Enforcing federalism is most commonly thought to involve the search for a
constitutional delegation of substantive power. Although in modern times the substantive power might be overlapping or shared authority, federalism enforcement proceeds from a determination about the site of substantive power. This conception of federalism enforcement preserves the Constitution’s commitment to fractionated authority by determining whether power is legitimately possessed. Thus we understand significant federalism disputes in our age as framed by whether Congress has the authority to enact comprehensive health care reform legislation, or whether Congress
has exceeded its authority in reenacting the Voting Rights Act’s preclearance requirements. Federalism enforcement as allocation also underwrites much federal courts doctrine. We ask whether Congress has the authority to commandeer state courts, or whether states have the right to close their doors to federal claims.

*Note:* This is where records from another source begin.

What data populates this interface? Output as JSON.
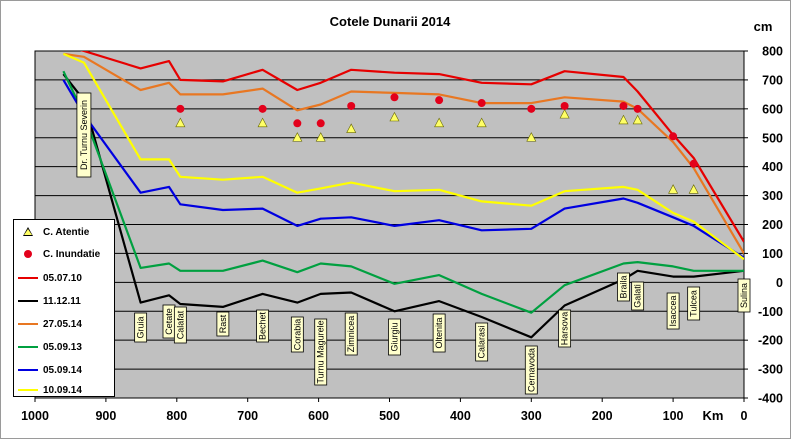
{
  "chart_data": {
    "type": "line",
    "title": "Cotele Dunarii 2014",
    "xlabel": "Km",
    "ylabel": "cm",
    "x_reversed": true,
    "xlim": [
      1000,
      0
    ],
    "ylim": [
      -400,
      800
    ],
    "x_ticks": [
      1000,
      900,
      800,
      700,
      600,
      500,
      400,
      300,
      200,
      100,
      0
    ],
    "y_ticks": [
      800,
      700,
      600,
      500,
      400,
      300,
      200,
      100,
      0,
      -100,
      -200,
      -300,
      -400
    ],
    "plot_background": "#c0c0c0",
    "grid": "horizontal",
    "legend_position": "bottom-left",
    "stations": [
      {
        "name": "Dr. Turnu Severin",
        "km": 931
      },
      {
        "name": "Gruia",
        "km": 851
      },
      {
        "name": "Cetate",
        "km": 811
      },
      {
        "name": "Calafat",
        "km": 795
      },
      {
        "name": "Rast",
        "km": 735
      },
      {
        "name": "Bechet",
        "km": 679
      },
      {
        "name": "Corabia",
        "km": 630
      },
      {
        "name": "Turnu Magurele",
        "km": 597
      },
      {
        "name": "Zimnicea",
        "km": 554
      },
      {
        "name": "Giurgiu",
        "km": 493
      },
      {
        "name": "Oltenita",
        "km": 430
      },
      {
        "name": "Calarasi",
        "km": 370
      },
      {
        "name": "Cernavoda",
        "km": 300
      },
      {
        "name": "Harsova",
        "km": 253
      },
      {
        "name": "Braila",
        "km": 170
      },
      {
        "name": "Galati",
        "km": 150
      },
      {
        "name": "Isaccea",
        "km": 100
      },
      {
        "name": "Tulcea",
        "km": 71
      },
      {
        "name": "Sulina",
        "km": 0
      }
    ],
    "x": [
      960,
      931,
      851,
      811,
      795,
      735,
      679,
      630,
      597,
      554,
      493,
      430,
      370,
      300,
      253,
      170,
      150,
      100,
      71,
      0
    ],
    "series": [
      {
        "name": "05.07.10",
        "color": "#e60000",
        "values": [
          820,
          800,
          740,
          765,
          700,
          695,
          735,
          665,
          690,
          735,
          725,
          720,
          690,
          685,
          730,
          710,
          660,
          510,
          430,
          140
        ]
      },
      {
        "name": "11.12.11",
        "color": "#000000",
        "values": [
          720,
          630,
          -70,
          -45,
          -75,
          -85,
          -40,
          -70,
          -40,
          -35,
          -100,
          -65,
          -120,
          -190,
          -80,
          10,
          40,
          20,
          20,
          40
        ]
      },
      {
        "name": "27.05.14",
        "color": "#e87722",
        "values": [
          790,
          780,
          665,
          690,
          650,
          650,
          670,
          595,
          615,
          660,
          655,
          650,
          620,
          620,
          640,
          625,
          600,
          485,
          395,
          100
        ]
      },
      {
        "name": "05.09.13",
        "color": "#00a040",
        "values": [
          730,
          580,
          50,
          65,
          40,
          40,
          75,
          35,
          65,
          55,
          -5,
          25,
          -40,
          -105,
          -10,
          65,
          70,
          55,
          40,
          40
        ]
      },
      {
        "name": "05.09.14",
        "color": "#0000e0",
        "values": [
          700,
          580,
          310,
          330,
          270,
          250,
          255,
          195,
          220,
          225,
          195,
          215,
          180,
          185,
          255,
          290,
          275,
          225,
          195,
          85
        ]
      },
      {
        "name": "10.09.14",
        "color": "#ffff00",
        "values": [
          790,
          760,
          425,
          425,
          365,
          355,
          365,
          310,
          325,
          345,
          315,
          320,
          280,
          265,
          315,
          330,
          320,
          240,
          210,
          80
        ]
      }
    ],
    "markers": [
      {
        "name": "C. Atentie",
        "shape": "triangle",
        "color": "#ffff66",
        "points": [
          {
            "x": 795,
            "y": 550
          },
          {
            "x": 679,
            "y": 550
          },
          {
            "x": 630,
            "y": 500
          },
          {
            "x": 597,
            "y": 500
          },
          {
            "x": 554,
            "y": 530
          },
          {
            "x": 493,
            "y": 570
          },
          {
            "x": 430,
            "y": 550
          },
          {
            "x": 370,
            "y": 550
          },
          {
            "x": 300,
            "y": 500
          },
          {
            "x": 253,
            "y": 580
          },
          {
            "x": 170,
            "y": 560
          },
          {
            "x": 150,
            "y": 560
          },
          {
            "x": 100,
            "y": 320
          },
          {
            "x": 71,
            "y": 320
          }
        ]
      },
      {
        "name": "C. Inundatie",
        "shape": "circle",
        "color": "#e3001b",
        "points": [
          {
            "x": 795,
            "y": 600
          },
          {
            "x": 679,
            "y": 600
          },
          {
            "x": 630,
            "y": 550
          },
          {
            "x": 597,
            "y": 550
          },
          {
            "x": 554,
            "y": 610
          },
          {
            "x": 493,
            "y": 640
          },
          {
            "x": 430,
            "y": 630
          },
          {
            "x": 370,
            "y": 620
          },
          {
            "x": 300,
            "y": 600
          },
          {
            "x": 253,
            "y": 610
          },
          {
            "x": 170,
            "y": 610
          },
          {
            "x": 150,
            "y": 600
          },
          {
            "x": 100,
            "y": 505
          },
          {
            "x": 71,
            "y": 410
          }
        ]
      }
    ]
  }
}
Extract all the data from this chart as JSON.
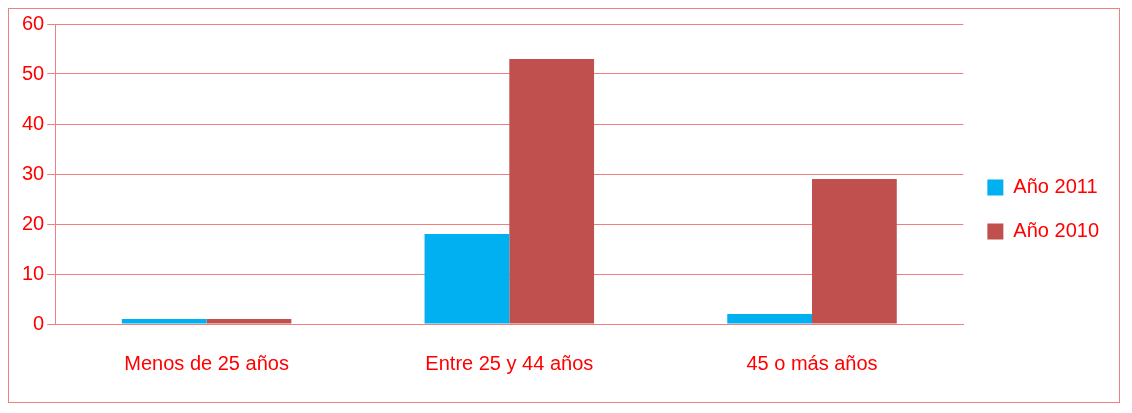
{
  "chart_data": {
    "type": "bar",
    "categories": [
      "Menos de 25 años",
      "Entre 25 y 44 años",
      "45 o más años"
    ],
    "series": [
      {
        "name": "Año 2011",
        "color": "#00b0f0",
        "values": [
          1,
          18,
          2
        ]
      },
      {
        "name": "Año 2010",
        "color": "#c0504d",
        "values": [
          1,
          53,
          29
        ]
      }
    ],
    "ylim": [
      0,
      60
    ],
    "yticks": [
      0,
      10,
      20,
      30,
      40,
      50,
      60
    ],
    "grid": "y",
    "legend": "right"
  }
}
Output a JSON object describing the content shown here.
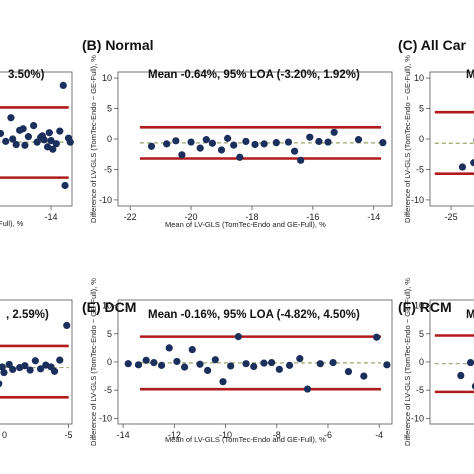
{
  "colors": {
    "point": "#1b2f5c",
    "loa_line": "#b01c1c",
    "mean_line": "#9aa56a",
    "frame": "#555555"
  },
  "chart_data": [
    {
      "id": "top-left-cropped",
      "type": "scatter",
      "title": "",
      "stat_text": "3.50%)",
      "xlabel": "Full), %",
      "ylabel": "",
      "xticks": [
        -14
      ],
      "xlim": [
        -17.5,
        -12.8
      ],
      "ylim": [
        -9,
        8
      ],
      "yticks": [],
      "lines": {
        "upper_loa": 3.5,
        "mean": -0.9,
        "lower_loa": -5.4
      },
      "points": [
        {
          "x": -16.9,
          "y": 0.2
        },
        {
          "x": -16.6,
          "y": -0.8
        },
        {
          "x": -16.3,
          "y": 2.2
        },
        {
          "x": -16.0,
          "y": -1.2
        },
        {
          "x": -15.8,
          "y": 0.6
        },
        {
          "x": -15.5,
          "y": -1.3
        },
        {
          "x": -15.3,
          "y": -0.2
        },
        {
          "x": -15.0,
          "y": 1.2
        },
        {
          "x": -14.8,
          "y": -0.9
        },
        {
          "x": -14.6,
          "y": -0.3
        },
        {
          "x": -14.4,
          "y": -0.6
        },
        {
          "x": -14.2,
          "y": -1.5
        },
        {
          "x": -14.1,
          "y": 0.3
        },
        {
          "x": -13.9,
          "y": -1.8
        },
        {
          "x": -13.7,
          "y": -1.1
        },
        {
          "x": -13.5,
          "y": 0.5
        },
        {
          "x": -13.3,
          "y": 6.3
        },
        {
          "x": -13.2,
          "y": -6.4
        },
        {
          "x": -13.0,
          "y": -0.4
        },
        {
          "x": -12.9,
          "y": -0.9
        },
        {
          "x": -14.5,
          "y": -0.1
        },
        {
          "x": -15.6,
          "y": 0.8
        },
        {
          "x": -16.2,
          "y": -0.5
        },
        {
          "x": -14.0,
          "y": -0.7
        }
      ]
    },
    {
      "id": "normal",
      "type": "scatter",
      "title": "(B) Normal",
      "stat_text": "Mean -0.64%, 95% LOA (-3.20%, 1.92%)",
      "xlabel": "Mean of LV-GLS (TomTec-Endo and GE-Full), %",
      "ylabel": "Difference of LV-GLS (TomTec-Endo − GE-Full), %",
      "xticks": [
        -22,
        -20,
        -18,
        -16,
        -14
      ],
      "xlim": [
        -22.4,
        -13.4
      ],
      "yticks": [
        -10,
        -5,
        0,
        5,
        10
      ],
      "ylim": [
        -11,
        11
      ],
      "lines": {
        "upper_loa": 1.92,
        "mean": -0.64,
        "lower_loa": -3.2
      },
      "points": [
        {
          "x": -21.3,
          "y": -1.2
        },
        {
          "x": -20.8,
          "y": -0.8
        },
        {
          "x": -20.5,
          "y": -0.3
        },
        {
          "x": -20.3,
          "y": -2.6
        },
        {
          "x": -20.0,
          "y": -0.5
        },
        {
          "x": -19.7,
          "y": -1.5
        },
        {
          "x": -19.5,
          "y": -0.1
        },
        {
          "x": -19.3,
          "y": -0.7
        },
        {
          "x": -19.0,
          "y": -1.8
        },
        {
          "x": -18.8,
          "y": 0.1
        },
        {
          "x": -18.6,
          "y": -1.0
        },
        {
          "x": -18.4,
          "y": -3.0
        },
        {
          "x": -18.2,
          "y": -0.4
        },
        {
          "x": -17.9,
          "y": -0.9
        },
        {
          "x": -17.6,
          "y": -0.8
        },
        {
          "x": -17.2,
          "y": -0.6
        },
        {
          "x": -16.8,
          "y": -0.5
        },
        {
          "x": -16.6,
          "y": -2.0
        },
        {
          "x": -16.4,
          "y": -3.5
        },
        {
          "x": -16.1,
          "y": 0.3
        },
        {
          "x": -15.8,
          "y": -0.4
        },
        {
          "x": -15.5,
          "y": -0.5
        },
        {
          "x": -15.3,
          "y": 1.1
        },
        {
          "x": -14.5,
          "y": -0.1
        },
        {
          "x": -13.7,
          "y": -0.6
        }
      ]
    },
    {
      "id": "all-cardiomyopathy-cropped",
      "type": "scatter",
      "title": "(C) All Car",
      "stat_text": "M",
      "xlabel": "",
      "ylabel": "Difference of LV-GLS (TomTec-Endo − GE-Full), %",
      "xticks": [
        -25
      ],
      "xlim": [
        -26.3,
        -22.6
      ],
      "yticks": [
        -10,
        -5,
        0,
        5,
        10
      ],
      "ylim": [
        -11,
        11
      ],
      "lines": {
        "upper_loa": 4.4,
        "mean": -0.7,
        "lower_loa": -5.7
      },
      "points": [
        {
          "x": -24.3,
          "y": -4.6
        },
        {
          "x": -23.6,
          "y": -3.9
        },
        {
          "x": -23.3,
          "y": 1.5
        },
        {
          "x": -23.1,
          "y": -2.3
        },
        {
          "x": -22.9,
          "y": -0.7
        },
        {
          "x": -22.8,
          "y": 3.3
        },
        {
          "x": -23.4,
          "y": -0.2
        },
        {
          "x": -22.7,
          "y": -1.6
        }
      ]
    },
    {
      "id": "bottom-left-cropped",
      "type": "scatter",
      "title": "",
      "stat_text": ", 2.59%)",
      "xlabel": "",
      "ylabel": "",
      "xticks": [
        -5
      ],
      "xticks_extra_label": "0",
      "xlim": [
        -9.5,
        -4.8
      ],
      "ylim": [
        -10,
        10
      ],
      "yticks": [],
      "lines": {
        "upper_loa": 2.59,
        "mean": -0.9,
        "lower_loa": -5.7
      },
      "points": [
        {
          "x": -9.3,
          "y": -0.5
        },
        {
          "x": -9.0,
          "y": -3.5
        },
        {
          "x": -8.8,
          "y": -0.8
        },
        {
          "x": -8.7,
          "y": -1.7
        },
        {
          "x": -8.4,
          "y": -0.4
        },
        {
          "x": -8.2,
          "y": -1.2
        },
        {
          "x": -7.8,
          "y": -0.9
        },
        {
          "x": -7.5,
          "y": -0.6
        },
        {
          "x": -7.2,
          "y": -1.3
        },
        {
          "x": -6.9,
          "y": 0.2
        },
        {
          "x": -6.6,
          "y": -1.1
        },
        {
          "x": -6.3,
          "y": -0.5
        },
        {
          "x": -6.0,
          "y": -0.8
        },
        {
          "x": -5.8,
          "y": -1.5
        },
        {
          "x": -5.5,
          "y": 0.3
        },
        {
          "x": -5.1,
          "y": 5.9
        }
      ]
    },
    {
      "id": "dcm",
      "type": "scatter",
      "title": "(E) DCM",
      "stat_text": "Mean -0.16%, 95% LOA (-4.82%, 4.50%)",
      "xlabel": "Mean of LV-GLS (TomTec-Endo and GE-Full), %",
      "ylabel": "Difference of LV-GLS (TomTec-Endo − GE-Full), %",
      "xticks": [
        -14,
        -12,
        -10,
        -8,
        -6,
        -4
      ],
      "xlim": [
        -14.2,
        -3.5
      ],
      "yticks": [
        -10,
        -5,
        0,
        5,
        10
      ],
      "ylim": [
        -11,
        11
      ],
      "lines": {
        "upper_loa": 4.5,
        "mean": -0.16,
        "lower_loa": -4.82
      },
      "points": [
        {
          "x": -13.8,
          "y": -0.3
        },
        {
          "x": -13.4,
          "y": -0.5
        },
        {
          "x": -13.1,
          "y": 0.3
        },
        {
          "x": -12.8,
          "y": -0.1
        },
        {
          "x": -12.5,
          "y": -0.6
        },
        {
          "x": -12.2,
          "y": 2.5
        },
        {
          "x": -11.9,
          "y": 0.1
        },
        {
          "x": -11.6,
          "y": -0.9
        },
        {
          "x": -11.3,
          "y": 2.2
        },
        {
          "x": -11.0,
          "y": -0.4
        },
        {
          "x": -10.7,
          "y": -1.5
        },
        {
          "x": -10.4,
          "y": 0.4
        },
        {
          "x": -10.1,
          "y": -3.5
        },
        {
          "x": -9.8,
          "y": -0.7
        },
        {
          "x": -9.5,
          "y": 4.5
        },
        {
          "x": -9.2,
          "y": -0.3
        },
        {
          "x": -8.9,
          "y": -0.8
        },
        {
          "x": -8.5,
          "y": -0.2
        },
        {
          "x": -8.2,
          "y": -0.1
        },
        {
          "x": -7.9,
          "y": -1.3
        },
        {
          "x": -7.5,
          "y": -0.6
        },
        {
          "x": -7.1,
          "y": 0.6
        },
        {
          "x": -6.8,
          "y": -4.8
        },
        {
          "x": -6.3,
          "y": -0.3
        },
        {
          "x": -5.8,
          "y": -0.1
        },
        {
          "x": -5.2,
          "y": -1.7
        },
        {
          "x": -4.6,
          "y": -2.5
        },
        {
          "x": -4.1,
          "y": 4.4
        },
        {
          "x": -3.7,
          "y": -0.5
        }
      ]
    },
    {
      "id": "rcm-cropped",
      "type": "scatter",
      "title": "(F) RCM",
      "stat_text": "M",
      "xlabel": "",
      "ylabel": "Difference of LV-GLS (TomTec-Endo − GE-Full), %",
      "xticks": [],
      "xlim": [
        -26.3,
        -22.6
      ],
      "yticks": [
        -10,
        -5,
        0,
        5,
        10
      ],
      "ylim": [
        -11,
        11
      ],
      "lines": {
        "upper_loa": 4.7,
        "mean": -0.3,
        "lower_loa": -5.3
      },
      "points": [
        {
          "x": -24.4,
          "y": -2.4
        },
        {
          "x": -23.8,
          "y": -0.1
        },
        {
          "x": -23.3,
          "y": -0.6
        },
        {
          "x": -22.9,
          "y": 3.6
        },
        {
          "x": -23.5,
          "y": -4.3
        },
        {
          "x": -22.8,
          "y": -0.7
        },
        {
          "x": -23.0,
          "y": -1.2
        }
      ]
    }
  ]
}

This Article challenges allocation as the exclusive method of federalism enforcement. By focusing on the issue of state court duties to federal claims, this Article asserts that federalism enforcement includes an alternative to allocation—relational federalism enforcement. Relational federalism enforcement is understood as the judicial mediation of the interaction of the national government and state governments that goes beyond merely invalidating particular practices as beyond the scope of power possessed by a particular institutional actor. Relational federalism enforcement is grounded in the recognition that the Constitution establishes an enduring relationship
between states and the national government. Following from this, relational federalism enforcement relies on behavioral norms, imposed on both states and the national government, that are consistent with the enduring nature of their interaction under the constitutional structure of federalism. In contrast to several leading scholars who seek to justify state court duties to federal claims in relational terms, this Article argues that any duties imposed on state courts with respect to federal claims are better understood by looking through a relational lens. Further, this framework has far-reaching consequences
for our understanding of other aspects of judicial federalism—abstention and
Supreme Court appellate review of state court decisions—and legislative federalism—preemption, Dormant Commerce Clause and Spending Clause controversies.